Olivier Père

Synonymes de Nadav Lapid

Synonymes débute par une mort et une renaissance symboliques, avec un corps nu à moitié gelé dans un grand appartement parisien vide. L’histoire qui va suivre est inspirée par les années de jeunesse du cinéaste en exil volontaire dans la capitale française, loin de l’état hébreu qu’il a voulu fuir.

Faire table rase d’une culture, d’une langue et d’un pays qu’on a renié pour repartir à zéro et trouver une terre d’adoption : tel est le programme de Yoav, alter ego cinématographique de Nadav Lapid, interprété par Tom Mercier, révélation de Synonymes.

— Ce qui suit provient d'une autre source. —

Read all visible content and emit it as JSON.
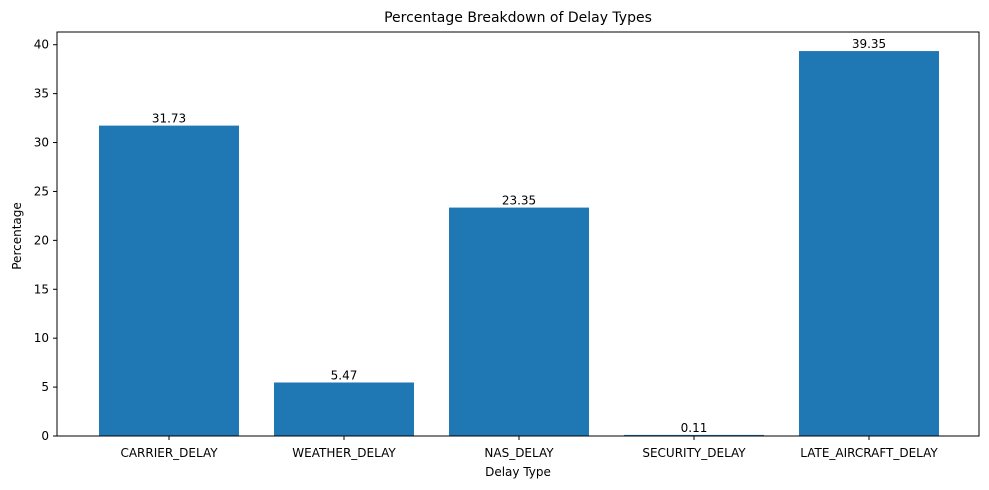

Tous les films de Nadav Lapid traitent de son rapport très conflictuel avec Israël, qui dépasse la contestation politique. Synonymes entretient des liens secrets ou évidents avec les longs ou courts métrages précédents du réalisateur (La Petite Amie d’Émile, Le Policier, L’Institutrice, Journal d’un photographe de mariage). Cette colère envers Israël correspond à celle d’une relation passionnelle à l’échelle d’un pays.

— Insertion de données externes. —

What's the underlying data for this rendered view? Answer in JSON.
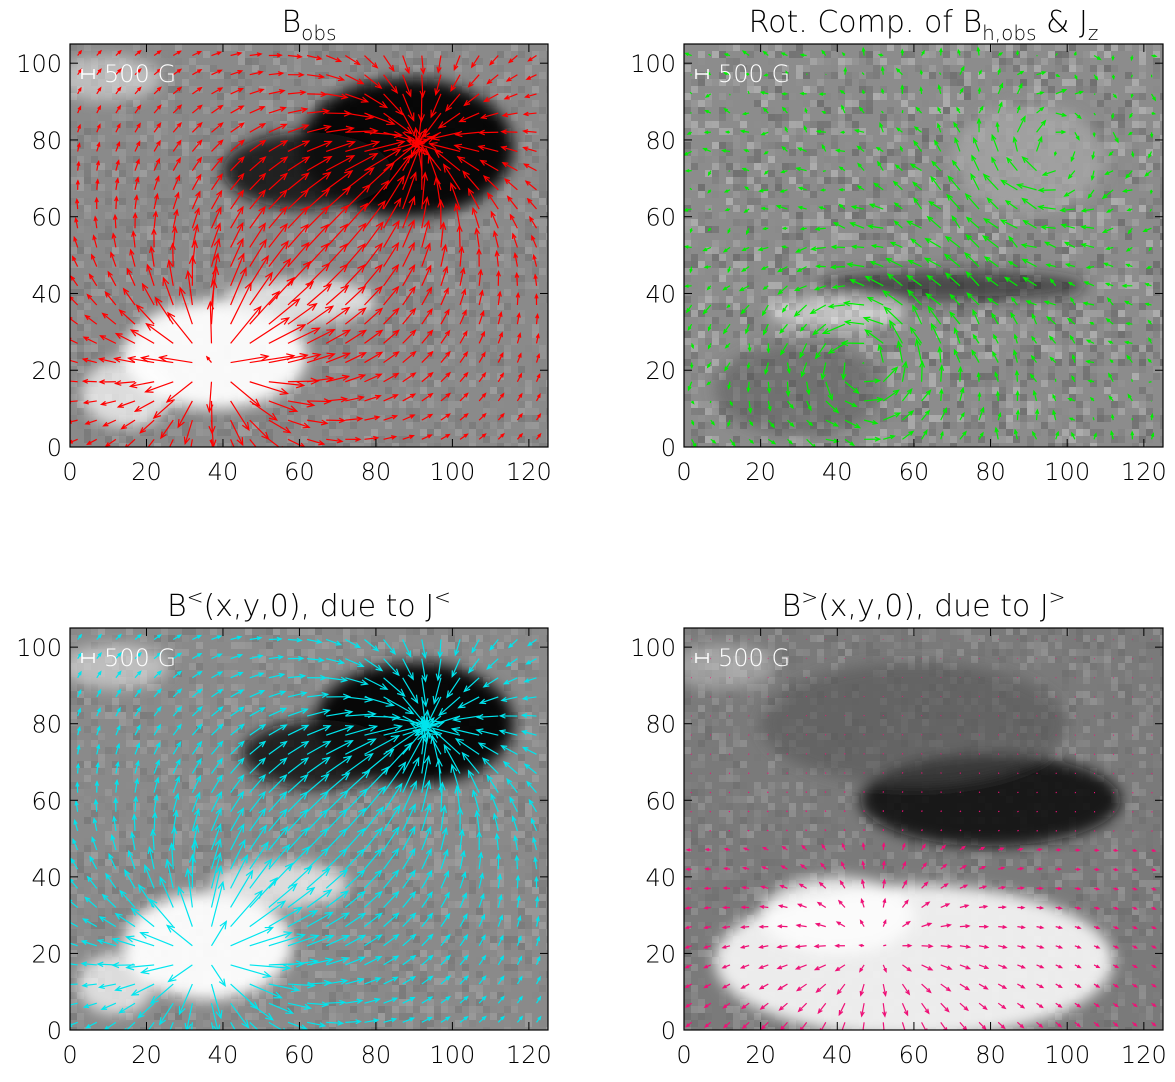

Ce troisième long métrage enregistre le double échec de son jeune protagoniste : celui de rompre avec Israël qui l’accompagne partout malgré lui, et celui de « créer du lien » avec la France, terre finalement inhospitalière. Synonymes est l’aboutissement (provisoire) du passionnant projet de Nadav Lapid. Il s’agit d’imaginer des formes nouvelles à partir d’histoires et de sujets qui refusent normalement d’accueillir la poésie, de prouver qu’en associant des mots et des images de haine et de détestation, on débouche sur de la beauté. La beauté est affaire de collisions et de regard, tout ce qui est laid peut être beau. Nadav Lapid invente un cinéma de poésie en provoquant des chocs violents et désagréables, des distorsions parfois grotesques ou comiques.

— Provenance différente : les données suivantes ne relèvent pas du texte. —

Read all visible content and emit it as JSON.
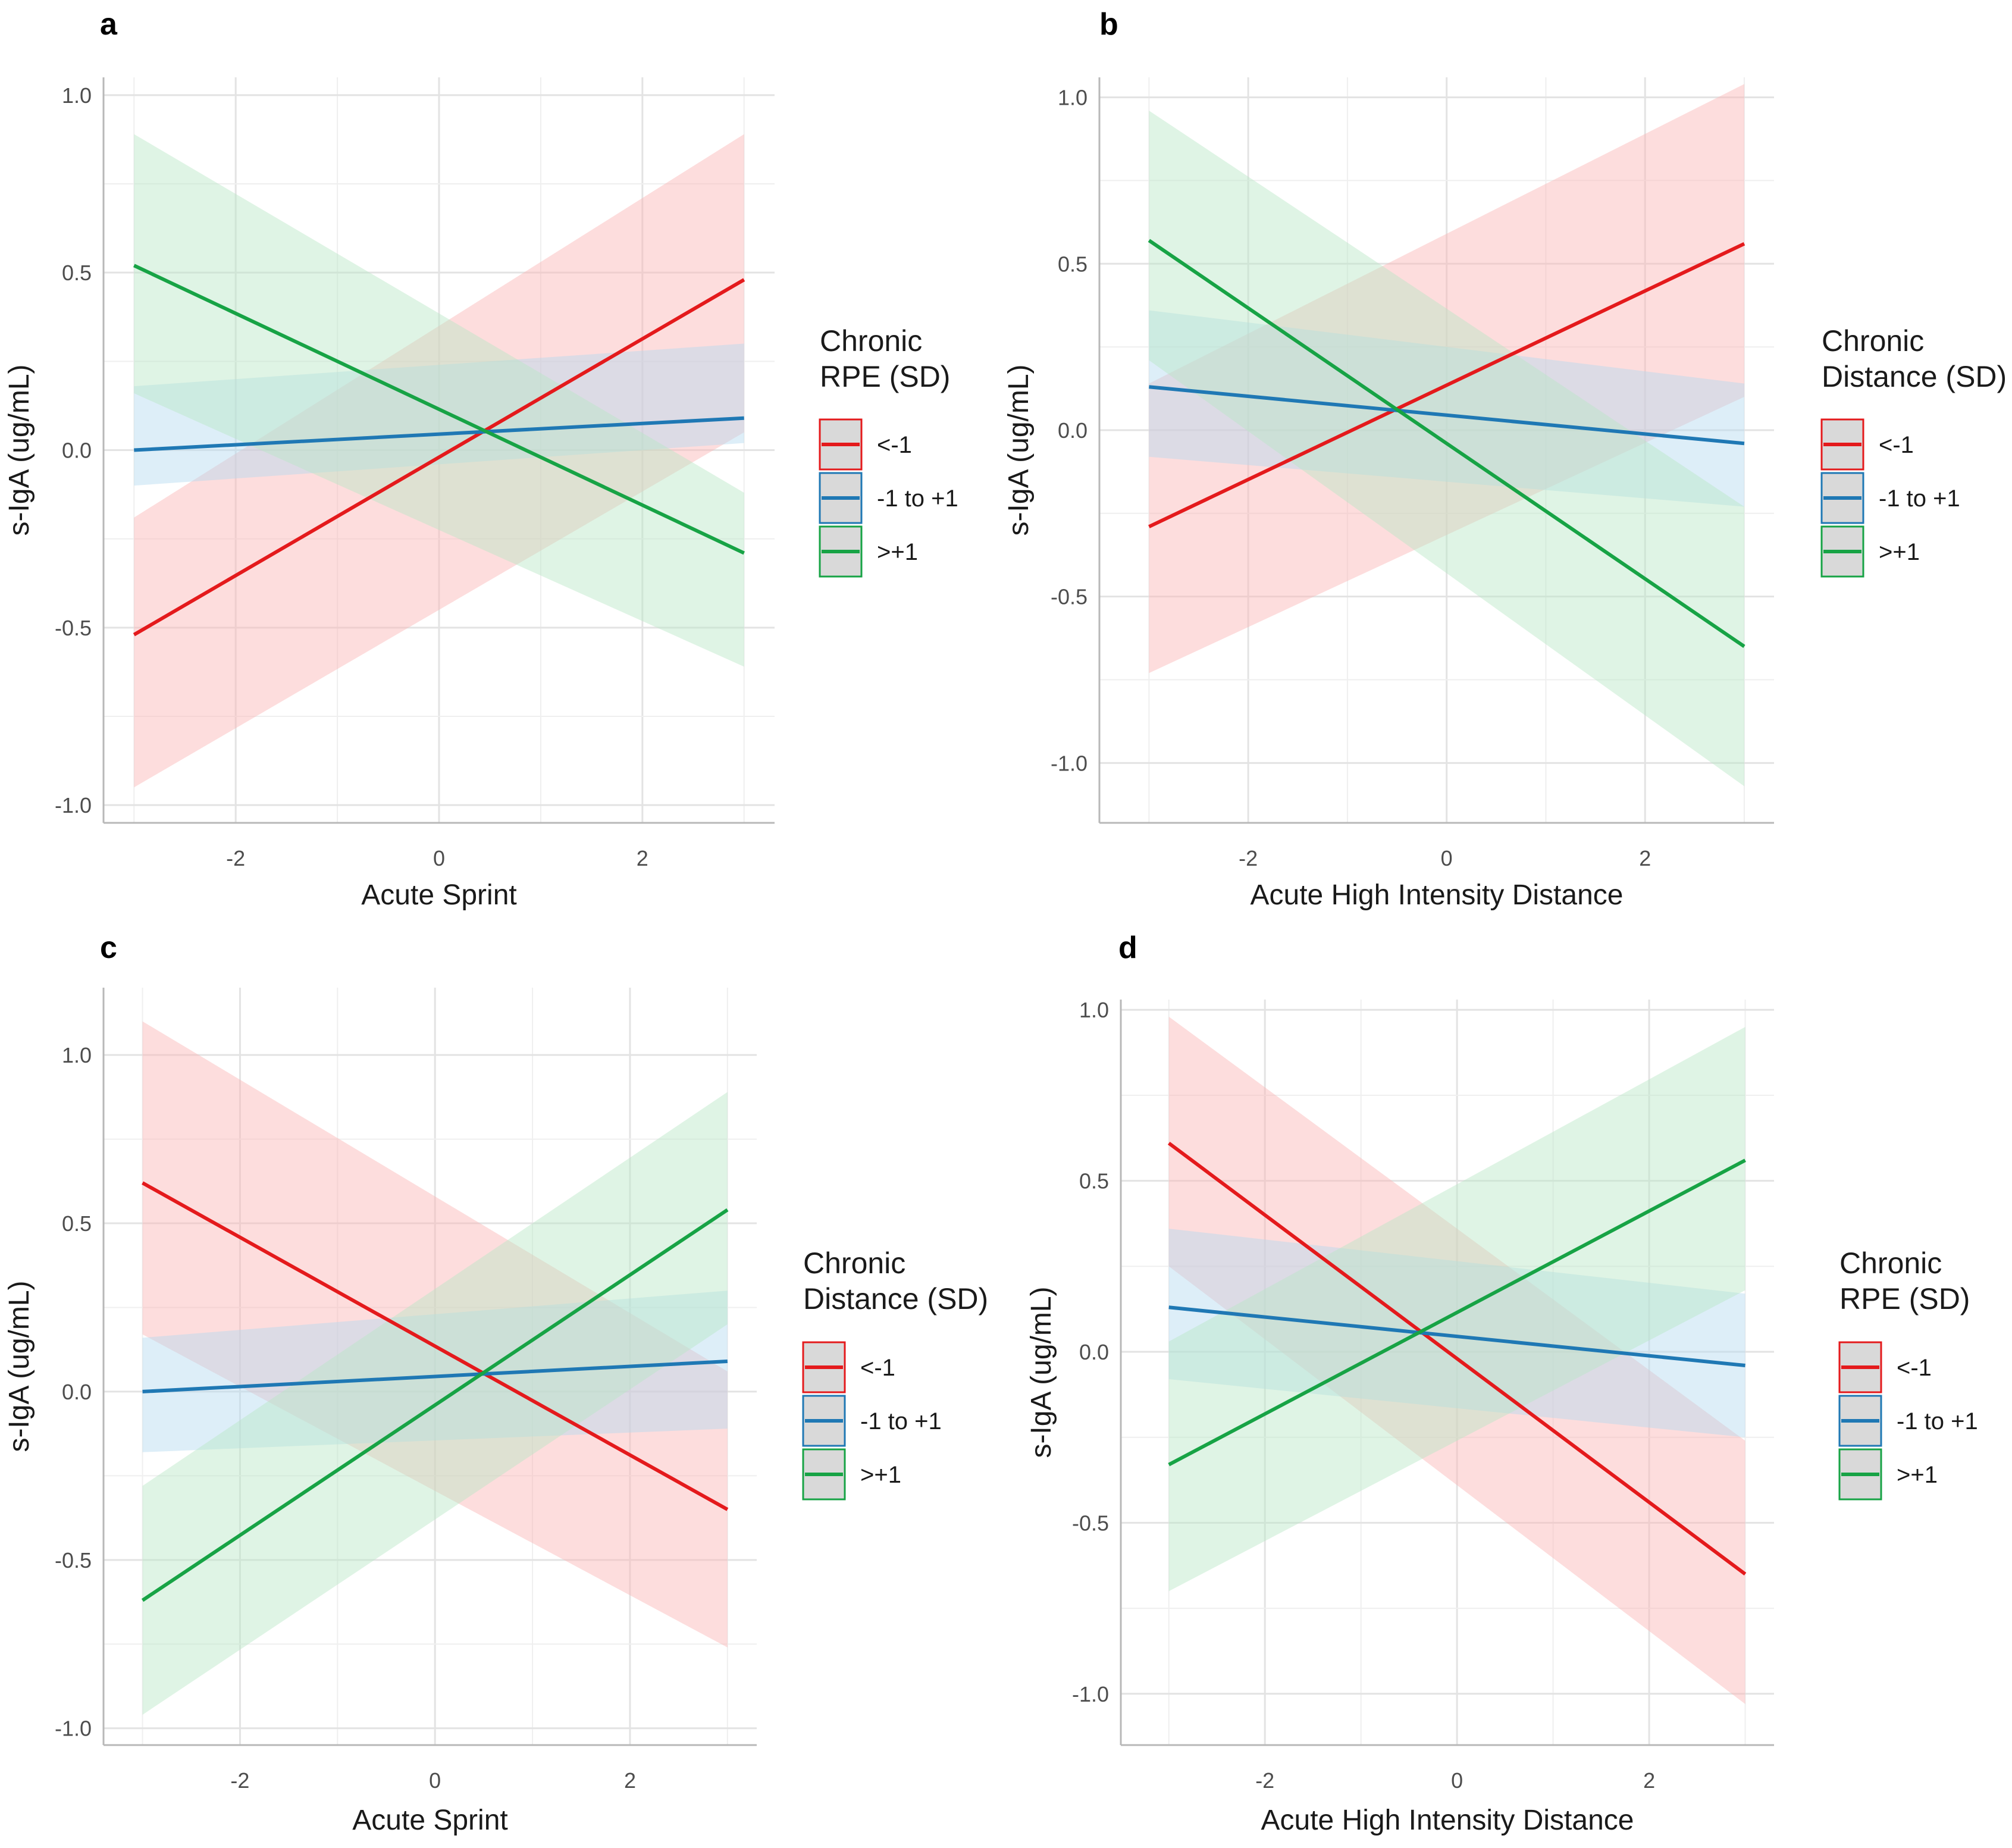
{
  "chart_data": [
    {
      "panel": "a",
      "type": "line",
      "xlabel": "Acute Sprint",
      "ylabel": "s-IgA (ug/mL)",
      "xlim": [
        -3.3,
        3.3
      ],
      "ylim": [
        -1.05,
        1.05
      ],
      "x_ticks": [
        -2,
        0,
        2
      ],
      "x_tick_labels": [
        "-2",
        "0",
        "2"
      ],
      "y_ticks": [
        -1.0,
        -0.5,
        0.0,
        0.5,
        1.0
      ],
      "y_tick_labels": [
        "-1.0",
        "-0.5",
        "0.0",
        "0.5",
        "1.0"
      ],
      "legend_title": [
        "Chronic",
        "RPE (SD)"
      ],
      "series": [
        {
          "name": "<-1",
          "color": "#e41a1c",
          "fill": "#fbb4b4",
          "x": [
            -3,
            3
          ],
          "y": [
            -0.52,
            0.48
          ],
          "lower": [
            -0.95,
            0.05
          ],
          "upper": [
            -0.19,
            0.89
          ]
        },
        {
          "name": "-1 to +1",
          "color": "#1f78b4",
          "fill": "#b3d9ef",
          "x": [
            -3,
            3
          ],
          "y": [
            0.0,
            0.09
          ],
          "lower": [
            -0.1,
            0.02
          ],
          "upper": [
            0.18,
            0.3
          ]
        },
        {
          "name": ">+1",
          "color": "#17a345",
          "fill": "#b8e6c6",
          "x": [
            -3,
            3
          ],
          "y": [
            0.52,
            -0.29
          ],
          "lower": [
            0.16,
            -0.61
          ],
          "upper": [
            0.89,
            -0.12
          ]
        }
      ]
    },
    {
      "panel": "b",
      "type": "line",
      "xlabel": "Acute High Intensity Distance",
      "ylabel": "s-IgA (ug/mL)",
      "xlim": [
        -3.5,
        3.3
      ],
      "ylim": [
        -1.18,
        1.06
      ],
      "x_ticks": [
        -2,
        0,
        2
      ],
      "x_tick_labels": [
        "-2",
        "0",
        "2"
      ],
      "y_ticks": [
        -1.0,
        -0.5,
        0.0,
        0.5,
        1.0
      ],
      "y_tick_labels": [
        "-1.0",
        "-0.5",
        "0.0",
        "0.5",
        "1.0"
      ],
      "legend_title": [
        "Chronic",
        "Distance (SD)"
      ],
      "series": [
        {
          "name": "<-1",
          "color": "#e41a1c",
          "fill": "#fbb4b4",
          "x": [
            -3,
            3
          ],
          "y": [
            -0.29,
            0.56
          ],
          "lower": [
            -0.73,
            0.1
          ],
          "upper": [
            0.14,
            1.04
          ]
        },
        {
          "name": "-1 to +1",
          "color": "#1f78b4",
          "fill": "#b3d9ef",
          "x": [
            -3,
            3
          ],
          "y": [
            0.13,
            -0.04
          ],
          "lower": [
            -0.08,
            -0.23
          ],
          "upper": [
            0.36,
            0.14
          ]
        },
        {
          "name": ">+1",
          "color": "#17a345",
          "fill": "#b8e6c6",
          "x": [
            -3,
            3
          ],
          "y": [
            0.57,
            -0.65
          ],
          "lower": [
            0.21,
            -1.07
          ],
          "upper": [
            0.96,
            -0.23
          ]
        }
      ]
    },
    {
      "panel": "c",
      "type": "line",
      "xlabel": "Acute Sprint",
      "ylabel": "s-IgA (ug/mL)",
      "xlim": [
        -3.4,
        3.3
      ],
      "ylim": [
        -1.05,
        1.2
      ],
      "x_ticks": [
        -2,
        0,
        2
      ],
      "x_tick_labels": [
        "-2",
        "0",
        "2"
      ],
      "y_ticks": [
        -1.0,
        -0.5,
        0.0,
        0.5,
        1.0
      ],
      "y_tick_labels": [
        "-1.0",
        "-0.5",
        "0.0",
        "0.5",
        "1.0"
      ],
      "legend_title": [
        "Chronic",
        "Distance (SD)"
      ],
      "series": [
        {
          "name": "<-1",
          "color": "#e41a1c",
          "fill": "#fbb4b4",
          "x": [
            -3,
            3
          ],
          "y": [
            0.62,
            -0.35
          ],
          "lower": [
            0.17,
            -0.76
          ],
          "upper": [
            1.1,
            0.06
          ]
        },
        {
          "name": "-1 to +1",
          "color": "#1f78b4",
          "fill": "#b3d9ef",
          "x": [
            -3,
            3
          ],
          "y": [
            0.0,
            0.09
          ],
          "lower": [
            -0.18,
            -0.11
          ],
          "upper": [
            0.16,
            0.3
          ]
        },
        {
          "name": ">+1",
          "color": "#17a345",
          "fill": "#b8e6c6",
          "x": [
            -3,
            3
          ],
          "y": [
            -0.62,
            0.54
          ],
          "lower": [
            -0.96,
            0.2
          ],
          "upper": [
            -0.28,
            0.89
          ]
        }
      ]
    },
    {
      "panel": "d",
      "type": "line",
      "xlabel": "Acute High Intensity Distance",
      "ylabel": "s-IgA (ug/mL)",
      "xlim": [
        -3.5,
        3.3
      ],
      "ylim": [
        -1.15,
        1.03
      ],
      "x_ticks": [
        -2,
        0,
        2
      ],
      "x_tick_labels": [
        "-2",
        "0",
        "2"
      ],
      "y_ticks": [
        -1.0,
        -0.5,
        0.0,
        0.5,
        1.0
      ],
      "y_tick_labels": [
        "-1.0",
        "-0.5",
        "0.0",
        "0.5",
        "1.0"
      ],
      "legend_title": [
        "Chronic",
        "RPE (SD)"
      ],
      "series": [
        {
          "name": "<-1",
          "color": "#e41a1c",
          "fill": "#fbb4b4",
          "x": [
            -3,
            3
          ],
          "y": [
            0.61,
            -0.65
          ],
          "lower": [
            0.25,
            -1.03
          ],
          "upper": [
            0.98,
            -0.26
          ]
        },
        {
          "name": "-1 to +1",
          "color": "#1f78b4",
          "fill": "#b3d9ef",
          "x": [
            -3,
            3
          ],
          "y": [
            0.13,
            -0.04
          ],
          "lower": [
            -0.08,
            -0.25
          ],
          "upper": [
            0.36,
            0.17
          ]
        },
        {
          "name": ">+1",
          "color": "#17a345",
          "fill": "#b8e6c6",
          "x": [
            -3,
            3
          ],
          "y": [
            -0.33,
            0.56
          ],
          "lower": [
            -0.7,
            0.18
          ],
          "upper": [
            0.03,
            0.95
          ]
        }
      ]
    }
  ]
}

Il parvient à transformer des idées et des sentiments en images de cinéma, à faire surgir la grâce de la trivialité.

Au cœur du chaos, de la confusion et des contradictions du personnage de Yoav, plongé dans des situations extrêmes, Nadav Lapid rétablit la puissance de la parole (psalmodiée, murmurée, chantée, criée). Les mots occupent une importance capitale. Ils sont au cœur du film, indissociables de la pensée et des sentiments. Matière filmique, matière vivante, matière intellectuelle… Lapid procède dans Synonymes à un véritable travail d’alchimiste. Il n’est pas question de magie dans sa démarche, mais d’une croyance folle dans le cinéma, dont les possibilités sont ici explorées. Les rencontres qui jalonnent le périple de Yoav dans les rues parisiennes font entrer dans le film une galerie de personnages beaux, pathétiques, inquiétants, monstrueux… Autant de caractères qui nourrissent le cinéma à la fois lyrique et analytique de Nadav Lapid, et témoignent d’un dialogue intime avec l’histoire du cinéma français. Le souvenir des films de Bresson, Eustache, Godard (années 60 et 80), plus près de nous Desplechin et Garrel (à travers les interprètes du couple de jeunes bourgeois qui tombe amoureux de Yoav, Quentin Dolmaire et Louise Chevillotte) irrigue Synonymes. Synonymes se clôt sur une porte désespérément fermée. Entretemps, le film aura ouvert des perspectives d’une grande richesse, et retrouvé le goût de la dialectique, et surtout « ce plaisir aristocratique de déplaire » qui manquent tant au cinéma contemporain.

 

Sortie le mercredi 27 mars, distribué par SBS Distribution.